Le coup de théâtre qui a marqué l’accession d’Hafizullah Amin à la tête de l’État, du gouvernement et de l’armée afghans s’est produit dans la plus grande confusion. Quelles en sont finalement les raisons et la portée ?
Il semble bien que les raisons soient personnelles. Même si l’échec de la politique de M. Taraki était patent, son remplacement par M. Amin n’est pas vraiment de nature à résoudre les problèmes. Le nouveau président est un partisan « dur » de la révolution et de l’alignement sur le modèle soviétique (tout au moins jusqu’à maintenant).

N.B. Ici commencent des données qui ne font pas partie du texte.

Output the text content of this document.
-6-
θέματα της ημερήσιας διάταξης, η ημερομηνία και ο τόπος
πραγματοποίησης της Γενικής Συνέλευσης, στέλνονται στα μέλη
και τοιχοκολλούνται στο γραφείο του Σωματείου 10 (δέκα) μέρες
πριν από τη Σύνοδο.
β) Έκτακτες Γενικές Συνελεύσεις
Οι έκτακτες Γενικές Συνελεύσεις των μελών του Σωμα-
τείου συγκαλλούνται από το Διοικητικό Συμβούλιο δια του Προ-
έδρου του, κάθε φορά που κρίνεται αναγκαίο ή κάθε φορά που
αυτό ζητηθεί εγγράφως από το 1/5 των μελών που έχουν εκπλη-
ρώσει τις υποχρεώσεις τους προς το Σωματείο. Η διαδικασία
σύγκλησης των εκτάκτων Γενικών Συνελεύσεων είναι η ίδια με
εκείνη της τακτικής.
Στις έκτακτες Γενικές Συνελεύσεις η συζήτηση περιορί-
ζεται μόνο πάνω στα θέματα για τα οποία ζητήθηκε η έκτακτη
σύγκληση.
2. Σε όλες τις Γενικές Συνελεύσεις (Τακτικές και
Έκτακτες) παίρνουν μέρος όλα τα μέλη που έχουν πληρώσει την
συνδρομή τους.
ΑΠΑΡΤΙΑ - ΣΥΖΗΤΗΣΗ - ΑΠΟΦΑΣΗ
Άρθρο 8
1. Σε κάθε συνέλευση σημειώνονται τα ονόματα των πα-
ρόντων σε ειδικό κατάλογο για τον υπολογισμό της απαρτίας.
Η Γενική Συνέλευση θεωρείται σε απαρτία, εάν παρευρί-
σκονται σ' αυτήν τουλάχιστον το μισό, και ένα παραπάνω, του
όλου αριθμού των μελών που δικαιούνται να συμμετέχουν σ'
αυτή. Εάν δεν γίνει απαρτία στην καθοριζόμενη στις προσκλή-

La libération de quelque 200 prisonniers politiques et l’amnistie octroyée à ceux qui se sont volontairement exilés sont des concessions tactiques, dont le but est de faire accepter la révolution et le nouveau régime ; d’ailleurs les principaux chefs de la résistance ne s’y sont pas trompés et ont refusé toute négociation avec le nouveau gouvernement. L’ambition de M. Amin, reconnu comme l’homme fort du nouveau régime, a été l’élément moteur des récents événements ; même si la surprise a joué dans les deux camps, l’initiative est restée à celui qui – pressentant peut-être l’intention des Soviétiques de changer l’équipe en place – a saisi l’occasion et bénéficié d’une certaine chance : il avait d’ailleurs su placer aux postes clés des forces armées des hommes qui lui étaient acquis. Apparemment, les calculs de M. Amin étaient bons.
Les conséquences immédiates de ce changement de têtes sont minces : M. Taraki, mort ou vivant, ne dirigeait plus vraiment et avait perdu la confiance des Soviétiques – lesquels, ne l’oublions pas – contrôlent à la fois l’économie et l’armée. Les quelques concessions faites à Moscou pour retrouver les faveurs de la population n’ont pas fait illusion et les dirigeants soviétiques sauront exiger des résultats plus probants ; les félicitations adressées à M. Amin se sont accompagnées d’un bruit de bottes significatif à la frontière. Tout reste donc à faire en ce qui concerne l’URSS.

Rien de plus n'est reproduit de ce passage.